John Elkann, the chairman and CEO of Exor, wrote in a letter to shareholders of that holding company about his belief Fiat Chrysler can benefit from the emergence of electrified and autonomously driven vehicles. Exor, with a 29 percent stake and 42 percent of voting rights, is the automaker's largest share holder.
"We are determined that we and FCA will play our part actively and ambitiously in this new and exciting era," Elkann wrote. "Our commitment to FCA and to participating in its bold and profitable future is also unchanged."
The scion of Fiat's founding Agnelli family has repeatedly sought in recent years to tamp down speculation that Exor would seek to sell all or part of Fiat Chrysler to another automaker. But the family also has said it would consider diluting its stake in a larger group the automaker could form with other companies.
At the same time, Fiat Chrysler and its French peer PSA have been holding preliminary discussions to collaborate on a "super platform" -- the basic underpinning of a car model -- to reduce their investment costs in the highly competitive European region, Bloomberg News reported last week. Any eventual partnership will likely include sharing investments for new electric cars, according to people familiar with the talks.

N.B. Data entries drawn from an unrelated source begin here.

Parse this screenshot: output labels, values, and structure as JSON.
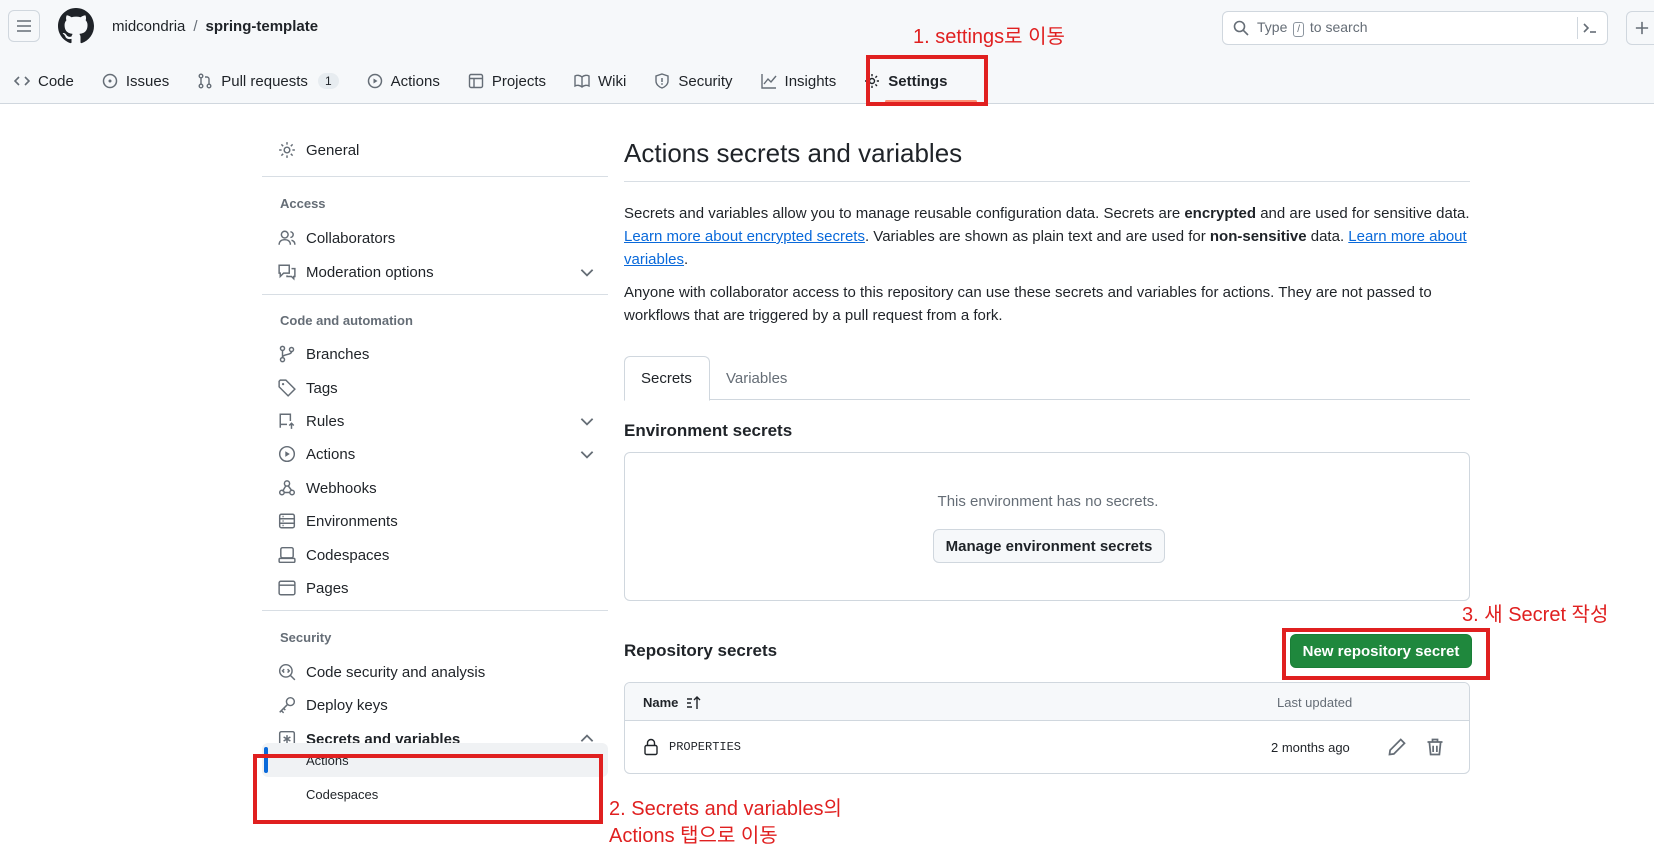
{
  "header": {
    "owner": "midcondria",
    "separator": "/",
    "repo": "spring-template",
    "search_before": "Type",
    "search_key": "/",
    "search_after": "to search"
  },
  "repo_nav": [
    {
      "label": "Code",
      "icon": "code-icon"
    },
    {
      "label": "Issues",
      "icon": "issue-icon"
    },
    {
      "label": "Pull requests",
      "icon": "pull-request-icon",
      "count": "1"
    },
    {
      "label": "Actions",
      "icon": "play-icon"
    },
    {
      "label": "Projects",
      "icon": "table-icon"
    },
    {
      "label": "Wiki",
      "icon": "book-icon"
    },
    {
      "label": "Security",
      "icon": "shield-icon"
    },
    {
      "label": "Insights",
      "icon": "graph-icon"
    },
    {
      "label": "Settings",
      "icon": "gear-icon",
      "selected": true
    }
  ],
  "annotations": {
    "step1": "1. settings로 이동",
    "step2_line1": "2. Secrets and variables의",
    "step2_line2": "Actions 탭으로 이동",
    "step3": "3. 새 Secret 작성"
  },
  "sidebar": {
    "general": "General",
    "access_heading": "Access",
    "collaborators": "Collaborators",
    "moderation": "Moderation options",
    "code_heading": "Code and automation",
    "branches": "Branches",
    "tags": "Tags",
    "rules": "Rules",
    "actions": "Actions",
    "webhooks": "Webhooks",
    "environments": "Environments",
    "codespaces": "Codespaces",
    "pages": "Pages",
    "security_heading": "Security",
    "code_security": "Code security and analysis",
    "deploy_keys": "Deploy keys",
    "secrets_variables": "Secrets and variables",
    "sub_actions": "Actions",
    "sub_codespaces": "Codespaces"
  },
  "main": {
    "title": "Actions secrets and variables",
    "p1_a": "Secrets and variables allow you to manage reusable configuration data. Secrets are ",
    "p1_b": "encrypted",
    "p1_c": " and are used for sensitive data. ",
    "p1_link1": "Learn more about encrypted secrets",
    "p1_d": ". Variables are shown as plain text and are used for ",
    "p1_e": "non-sensitive",
    "p1_f": " data. ",
    "p1_link2": "Learn more about variables",
    "p1_g": ".",
    "p2": "Anyone with collaborator access to this repository can use these secrets and variables for actions. They are not passed to workflows that are triggered by a pull request from a fork.",
    "tab_secrets": "Secrets",
    "tab_variables": "Variables",
    "env_heading": "Environment secrets",
    "env_empty": "This environment has no secrets.",
    "env_button": "Manage environment secrets",
    "repo_heading": "Repository secrets",
    "new_button": "New repository secret",
    "col_name": "Name",
    "col_updated": "Last updated",
    "rows": [
      {
        "name": "PROPERTIES",
        "updated": "2 months ago"
      }
    ]
  },
  "colors": {
    "accent": "#0969da",
    "primary_button": "#1f883d",
    "annotation": "#e02020",
    "selected_underline": "#fd8c73"
  }
}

Automakers are increasingly joining forces to share investments as the auto industry is facing technological disruption from the rise of fully-electric and increasingly self-driving cars. Stricter emission rules imposed by European regulators are also forcing the industry to shift away from traditional combustion engines.
Slow start
Fiat Chrysler has been a laggard compared with global rivals when it comes to investing in electrification, though its five-year strategy plan through 2022 calls for offering hybrid gas-electric engines in more of its top-selling Jeep and Ram models, and for making full-electric versions of some Fiat, Jeep and Maserati vehicles.

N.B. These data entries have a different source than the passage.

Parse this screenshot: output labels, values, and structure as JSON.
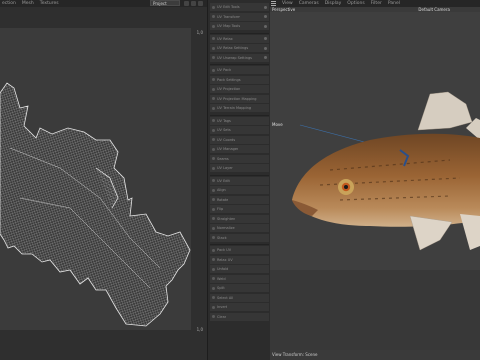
{
  "uv_editor": {
    "menu": [
      "ection",
      "Mesh",
      "Textures"
    ],
    "project_select": "Project",
    "corner_labels": {
      "top_right": "1,0",
      "bottom_right": "1,0"
    }
  },
  "side_panel": {
    "items": [
      "UV Edit Tools",
      "UV Transform",
      "UV Map Tools",
      "UV Relax",
      "UV Relax Settings",
      "UV Unwrap Settings",
      "UV Pack",
      "Pack Settings",
      "UV Projection",
      "UV Projection Mapping",
      "UV Terrain Mapping",
      "UV Tags",
      "UV Sets",
      "UV Coords",
      "UV Manager",
      "Seams",
      "UV Layer",
      "UV Edit",
      "Align",
      "Rotate",
      "Flip",
      "Straighten",
      "Normalize",
      "Stack",
      "Pack UV",
      "Relax UV",
      "Unfold",
      "Weld",
      "Split",
      "Select All",
      "Invert",
      "Clear"
    ]
  },
  "viewport": {
    "menu": [
      "View",
      "Cameras",
      "Display",
      "Options",
      "Filter",
      "Panel"
    ],
    "view_name": "Perspective",
    "camera_name": "Default Camera",
    "move_label": "Move",
    "status": "View Transform: Scene"
  },
  "colors": {
    "uv_wire": "#d8d8d8",
    "fish_body": "#8a5a2e",
    "fish_belly": "#c9a27a",
    "fish_fin": "#d8cfc2"
  }
}
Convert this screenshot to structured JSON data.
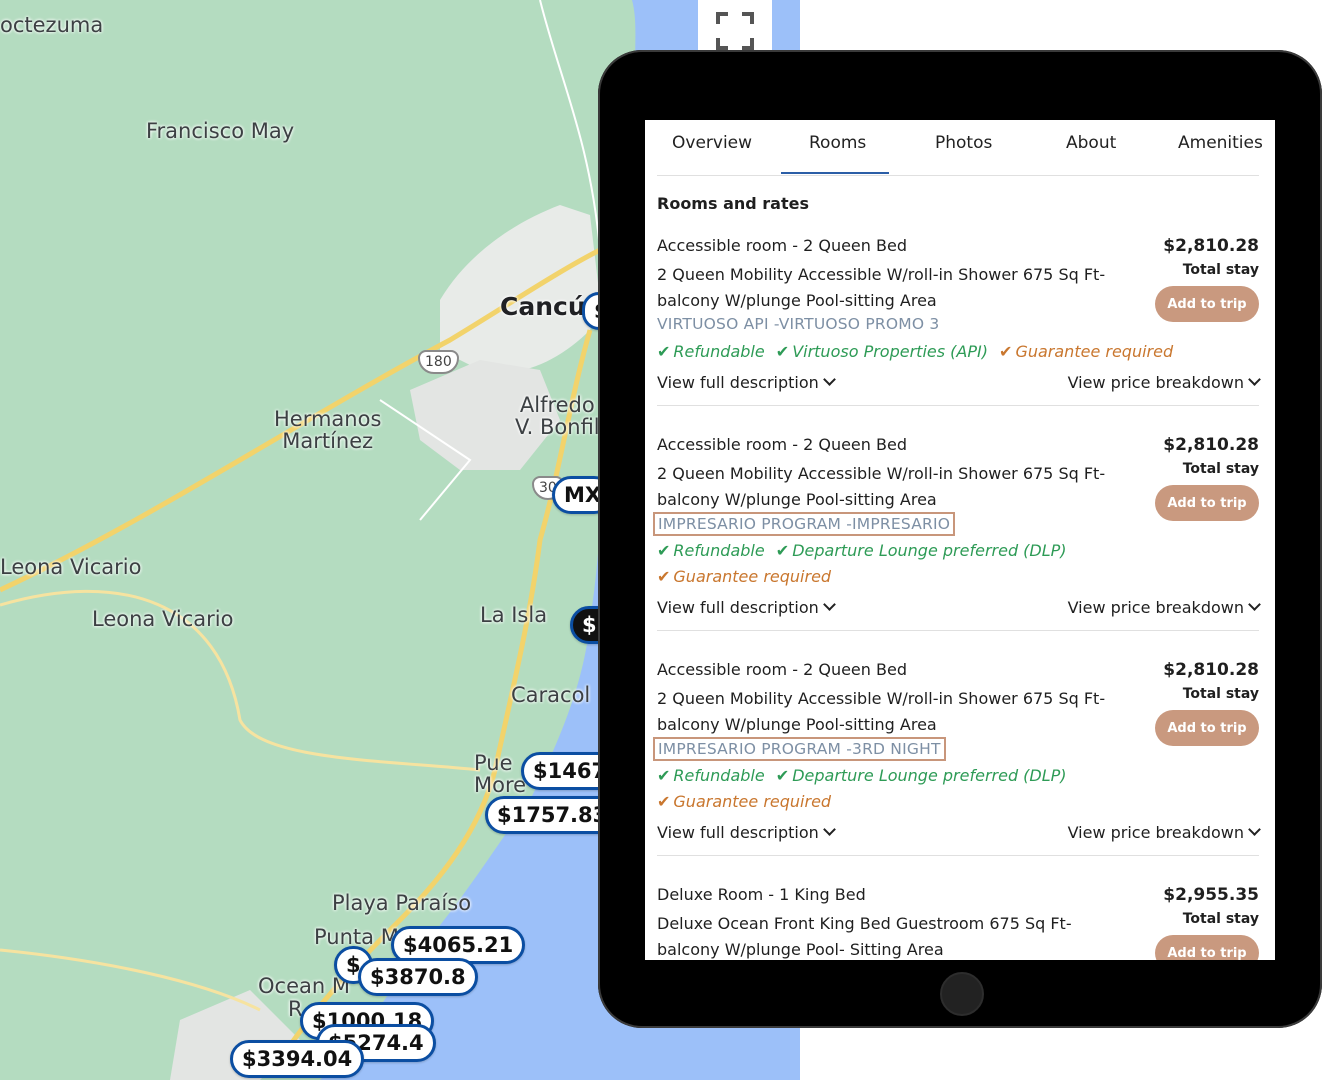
{
  "map": {
    "places": [
      {
        "label": "octezuma"
      },
      {
        "label": "Francisco May"
      },
      {
        "label": "Cancú"
      },
      {
        "label": "Hermanos\nMartínez"
      },
      {
        "label": "Alfredo\nV. Bonfil"
      },
      {
        "label": "Leona Vicario"
      },
      {
        "label": "Leona Vicario"
      },
      {
        "label": "La Isla"
      },
      {
        "label": "Caracol"
      },
      {
        "label": "Pue\nMore"
      },
      {
        "label": "Playa Paraíso"
      },
      {
        "label": "Punta M"
      },
      {
        "label": "Ocean M"
      },
      {
        "label": "R"
      }
    ],
    "road_shields": [
      "180",
      "30"
    ],
    "price_pins": [
      "$1467",
      "$1757.83",
      "$4065.21",
      "$3870.8",
      "$",
      "$1000.18",
      "$5274.4",
      "$3394.04",
      "MX",
      "$2",
      "$"
    ],
    "fullscreen_icon": "fullscreen-icon",
    "colors": {
      "land": "#b4dcc0",
      "water": "#9cc0f9",
      "road": "#f2d36b",
      "pin_border": "#0b4ea2"
    }
  },
  "tablet": {
    "tabs": [
      {
        "label": "Overview"
      },
      {
        "label": "Rooms",
        "active": true
      },
      {
        "label": "Photos"
      },
      {
        "label": "About"
      },
      {
        "label": "Amenities"
      }
    ],
    "section_title": "Rooms and rates",
    "rooms": [
      {
        "name": "Accessible room - 2 Queen Bed",
        "description": "2 Queen Mobility Accessible W/roll-in Shower 675 Sq Ft-balcony W/plunge Pool-sitting Area",
        "promo": "VIRTUOSO API -VIRTUOSO PROMO 3",
        "price": "$2,810.28",
        "stay_label": "Total stay",
        "add_label": "Add to trip",
        "features_line1": [
          {
            "label": "Refundable",
            "type": "ok"
          },
          {
            "label": "Virtuoso Properties (API)",
            "type": "ok"
          },
          {
            "label": "Guarantee required",
            "type": "warn"
          }
        ],
        "features_line2": [],
        "view_description": "View full description",
        "view_breakdown": "View price breakdown"
      },
      {
        "name": "Accessible room - 2 Queen Bed",
        "description": "2 Queen Mobility Accessible W/roll-in Shower 675 Sq Ft-balcony W/plunge Pool-sitting Area",
        "promo": "IMPRESARIO PROGRAM -IMPRESARIO",
        "price": "$2,810.28",
        "stay_label": "Total stay",
        "add_label": "Add to trip",
        "features_line1": [
          {
            "label": "Refundable",
            "type": "ok"
          },
          {
            "label": "Departure Lounge preferred (DLP)",
            "type": "ok"
          }
        ],
        "features_line2": [
          {
            "label": "Guarantee required",
            "type": "warn"
          }
        ],
        "view_description": "View full description",
        "view_breakdown": "View price breakdown"
      },
      {
        "name": "Accessible room - 2 Queen Bed",
        "description": "2 Queen Mobility Accessible W/roll-in Shower 675 Sq Ft-balcony W/plunge Pool-sitting Area",
        "promo": "IMPRESARIO PROGRAM -3RD NIGHT",
        "price": "$2,810.28",
        "stay_label": "Total stay",
        "add_label": "Add to trip",
        "features_line1": [
          {
            "label": "Refundable",
            "type": "ok"
          },
          {
            "label": "Departure Lounge preferred (DLP)",
            "type": "ok"
          }
        ],
        "features_line2": [
          {
            "label": "Guarantee required",
            "type": "warn"
          }
        ],
        "view_description": "View full description",
        "view_breakdown": "View price breakdown"
      },
      {
        "name": "Deluxe Room - 1 King Bed",
        "description": "Deluxe Ocean Front King Bed Guestroom 675 Sq Ft-balcony W/plunge Pool- Sitting Area",
        "price": "$2,955.35",
        "stay_label": "Total stay",
        "add_label": "Add to trip"
      }
    ],
    "colors": {
      "accent_button": "#c9997f",
      "ok_green": "#2e9b56",
      "warn_orange": "#c9772f",
      "promo_gray": "#7d8fa4",
      "tab_underline": "#2b5ea7",
      "highlight_box": "#c8967b"
    }
  }
}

The automaker ranked dead last among 13 car companies for both fuel economy and carbon emissions in the U.S. Environmental Protection Agency's evaluation of 2016 model year vehicles. The company also paid a $77 million civil penalty after its U.S.-assembled passenger car fleet fell short of required fuel economy targets.

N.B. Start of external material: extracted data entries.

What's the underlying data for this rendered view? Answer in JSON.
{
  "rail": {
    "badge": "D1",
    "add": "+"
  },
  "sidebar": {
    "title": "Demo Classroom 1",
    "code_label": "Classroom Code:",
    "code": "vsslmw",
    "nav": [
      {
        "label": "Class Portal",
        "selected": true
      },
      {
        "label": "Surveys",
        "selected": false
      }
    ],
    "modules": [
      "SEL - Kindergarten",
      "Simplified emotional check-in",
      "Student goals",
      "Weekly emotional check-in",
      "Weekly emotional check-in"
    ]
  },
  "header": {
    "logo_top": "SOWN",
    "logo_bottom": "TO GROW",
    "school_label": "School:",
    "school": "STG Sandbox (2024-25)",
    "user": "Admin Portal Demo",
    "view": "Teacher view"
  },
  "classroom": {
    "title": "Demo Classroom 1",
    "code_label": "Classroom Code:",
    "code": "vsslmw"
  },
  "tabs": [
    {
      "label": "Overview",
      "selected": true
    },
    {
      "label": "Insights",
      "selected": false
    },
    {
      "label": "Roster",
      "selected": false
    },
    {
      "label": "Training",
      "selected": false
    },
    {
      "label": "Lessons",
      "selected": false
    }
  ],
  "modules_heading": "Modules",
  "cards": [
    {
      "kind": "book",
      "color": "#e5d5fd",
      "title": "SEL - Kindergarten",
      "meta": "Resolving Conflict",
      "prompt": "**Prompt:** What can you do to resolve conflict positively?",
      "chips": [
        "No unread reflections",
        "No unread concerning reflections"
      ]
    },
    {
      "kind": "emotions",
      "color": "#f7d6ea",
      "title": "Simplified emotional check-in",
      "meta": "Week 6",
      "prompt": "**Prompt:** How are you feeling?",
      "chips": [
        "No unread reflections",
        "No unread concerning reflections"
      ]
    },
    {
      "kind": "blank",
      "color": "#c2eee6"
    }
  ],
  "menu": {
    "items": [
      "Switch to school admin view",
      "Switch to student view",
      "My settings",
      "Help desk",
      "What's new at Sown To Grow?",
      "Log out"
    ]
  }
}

FCA has also taken a penny-pinching approach on driverless cars, choosing to supply Chrysler Pacifica hybrid minivans to -- and potentially license self-driving technology from -- Waymo, the self-driving unit of Google parent Alphabet, rather than follow other automakers investing billions to develop the know-how in-house. It's also partnering with BMW and supplier Aptiv to bring autonomous features to its Jeep, Ram, Maserati and Alfa Romeo brands.
A partnership with PSA could eventually develop into a wider combination in the future, though the current focus is on limited cooperation, according to two of the people familiar with the companies' talks.